Otro beneficio de abandonar el paradigma prohibicionista es que probablemente baje el consumo: después de un esperado aumento inicial (provocado entre otras cosas porque la gente confiesa más su afición que cuando era ilegal), una vez que el brillo de lo prohibido quede cancelado, es muy factible que el consumo de marihuana se mantenga estable o por debajo de los niveles actuales. El caso de Holanda es elocuente en este sentido: el porcentaje de consumidores está por debajo del promedio europeo, a pesar de que muchas naciones cuentan con legislaciones más punitivas.
Por lo demás, se daría un golpe artero a las estructuras del narcotráfico en el rubro más importante: el de la desaparición de buena parte del mercado negro que controlan. No es un dato menor que por lo menos 60% de las ganancias en Estados Unidos en materia de narcotráfico corresponde a la cannabis. El clima de inseguridad sería por lo mismo menos agudo y se podrían combatir de manera más eficaz a las organizaciones delictivas, que como se sabe tienen otros giros más allá de la venta de estupefacientes.
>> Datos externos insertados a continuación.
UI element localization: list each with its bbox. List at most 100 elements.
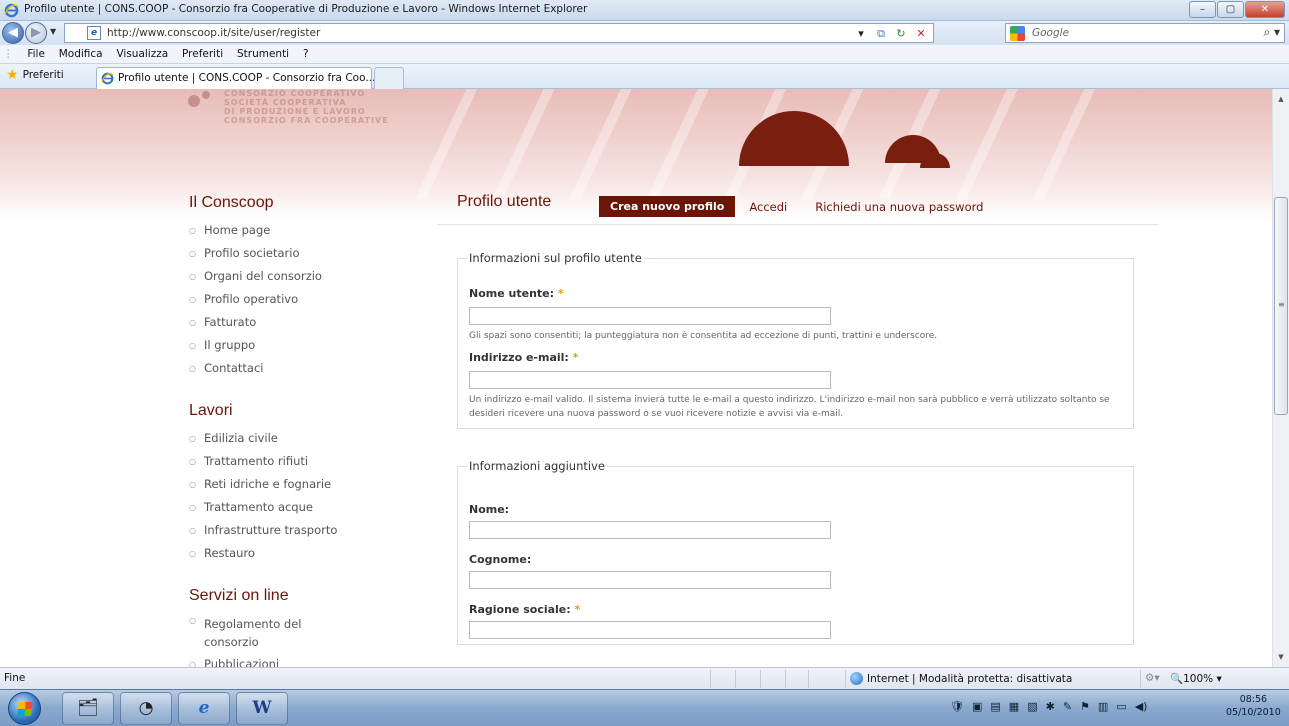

Aunque probablemente estas consecuencias positivas no se verían reflejadas sino hasta que el cambio de paradigma con respecto a la marihuana se expanda a nivel global, o por lo menos a los Estados Unidos (el principal consumidor de las 45 millones de toneladas que se producen anualmente en el mundo), quiero enfatizar una de las razones primordiales que animan la legalización de la cannabis. Se habla mucho de la escalada en el consumo de drogas, sobre cómo el acceso a la marihuana propicia el salto hacia otras drogas llamadas “duras”; si en efecto hubiera algo de razón en este argumento, con el cambio de paradigma se cortaría de tajo este peligro, puesto que los accesos a una y a otras drogas serían distintos y claramente delimitados. Esto es lo que se ha pretendido hacer en Holanda con la denominada “separación de mercados”, gracias a la cual los dealers de drogas duras y de marihuana, estos últimos establecidos en coffee shops, ya no son los mismos.
Pero quizás el beneficio más importante que arrojaría este cambio de paradigma consista en que se volvería a reivindicar una parcela de la libertad humana hasta ahora menoscabada; se recuperaría cierto terreno en la ya por demás maltrecha mayoría de edad del hombre. Pues el objetivo último, aunque se encuentre por ahora lleno de escollos, sería no sólo llegar al reconocimiento de la plena autonomía individual en materia de consumo de drogas —algo así como la defensa de un “derecho universal a la ebriedad”—, sino al reconocimiento de que las personas, y no el Estado, tengan jurisdicción exclusiva sobre lo que introducen a sus cuerpos, esto es, a una soberanía efectiva sobre las lindes de nuestra piel.
∗ Ponencia presentada el 14 de abril de 2009 en el Palacio Legislativo de San Lázaro, durante los Foros de debate sobre la regulación de la planta cannabis en México.